Family members should pay attention to comforting the patient and helping him/her to relieve his/her bad mood.
Active treatment of other diseases
If suffering from sinusitis, gingivitis, pneumonia, amebic liver abscess, tuberculosis, boils, carbuncle, perirenal abscess, bronchopulmonary carcinoma and other diseases related to the occurrence of lung abscess, the patient should be actively treated to control the condition.
Disease monitoring
Measure body temperature on time and pay attention to changes in body temperature. If the body temperature does not fall or rises, cough worsens, hemoptysis occurs, or new symptoms develop, consult the doctor promptly.
Prevention
Maintain good oral hygiene.
Actively treat primary diseases, such as periodontitis, sinusitis, amebic liver abscess, tuberculosis, boils, carbuncles, bronchopulmonary cancer, etc.
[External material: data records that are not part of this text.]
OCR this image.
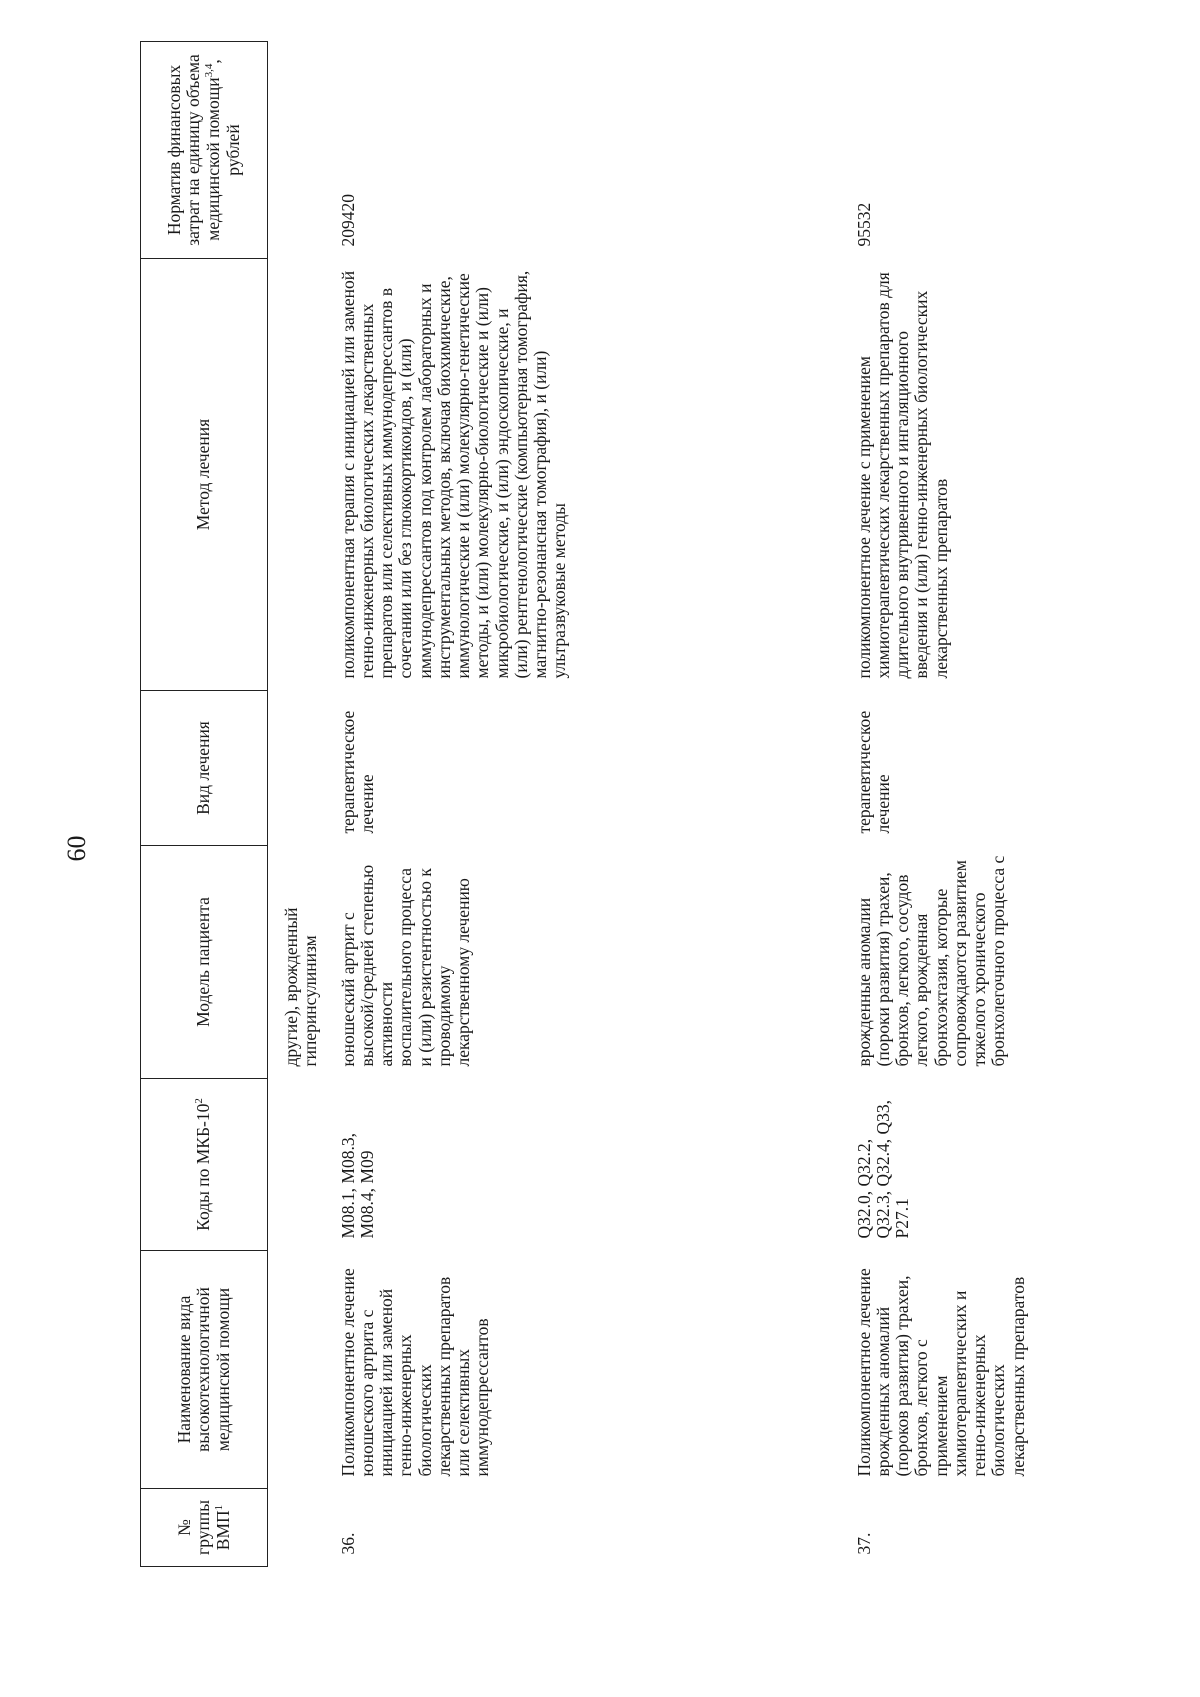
60
№
группы
ВМП$^1$	Наименование вида высокотехнологичной медицинской помощи	Коды по МКБ-$10^2$	Модель пациента	Вид лечения	Метод лечения	Норматив финансовых затрат на единицу объема медицинской помощи$^{3,4}$, рублей
			другие), врожденный гиперинсулинизм			
36.	Поликомпонентное лечение юношеского артрита с инициацией или заменой генно-инженерных биологических лекарственных препаратов или селективных иммунодепрессантов	M08.1, M08.3, M08.4, M09	юношеский артрит с высокой/средней степенью активности воспалительного процесса и (или) резистентностью к проводимому лекарственному лечению	терапевтическое лечение	поликомпонентная терапия с инициацией или заменой генно-инженерных биологических лекарственных препаратов или селективных иммунодепрессантов в сочетании или без глюкокортикоидов, и (или) иммунодепрессантов под контролем лабораторных и инструментальных методов, включая биохимические, иммунологические и (или) молекулярно-генетические методы, и (или) молекулярно-биологические и (или) микробиологические, и (или) эндоскопические, и (или) рентгенологические (компьютерная томография, магнитно-резонансная томография), и (или) ультразвуковые методы	209420
37.	Поликомпонентное лечение врожденных аномалий (пороков развития) трахеи, бронхов, легкого с применением химиотерапевтических и генно-инженерных биологических лекарственных препаратов	Q32.0, Q32.2, Q32.3, Q32.4, Q33, P27.1	врожденные аномалии (пороки развития) трахеи, бронхов, легкого, сосудов легкого, врожденная бронхоэктазия, которые сопровождаются развитием тяжелого хронического бронхолегочного процесса с	терапевтическое лечение	поликомпонентное лечение с применением химиотерапевтических лекарственных препаратов для длительного внутривенного и ингаляционного введения и (или) генно-инженерных биологических лекарственных препаратов	95532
Pay attention to daily safety and avoid skin trauma. If trauma occurs, stop bleeding and disinfect in time, or consult a doctor in time.
Maintain good dietary and living habits, and avoid exertion, drunkenness and other behaviors.
Avoid getting cold.
For patients who have been bedridden for a long time due to illness, family members should assist them to turn over regularly, expel phlegm at any time, avoid keeping supine position for a long time; they should be half-recumbent or sit up when eating or drinking.
If fever, cough, sputum, fatigue, anorexia and other symptoms occur, they should consult the doctor in time and get treatment as soon as possible to avoid serious situations.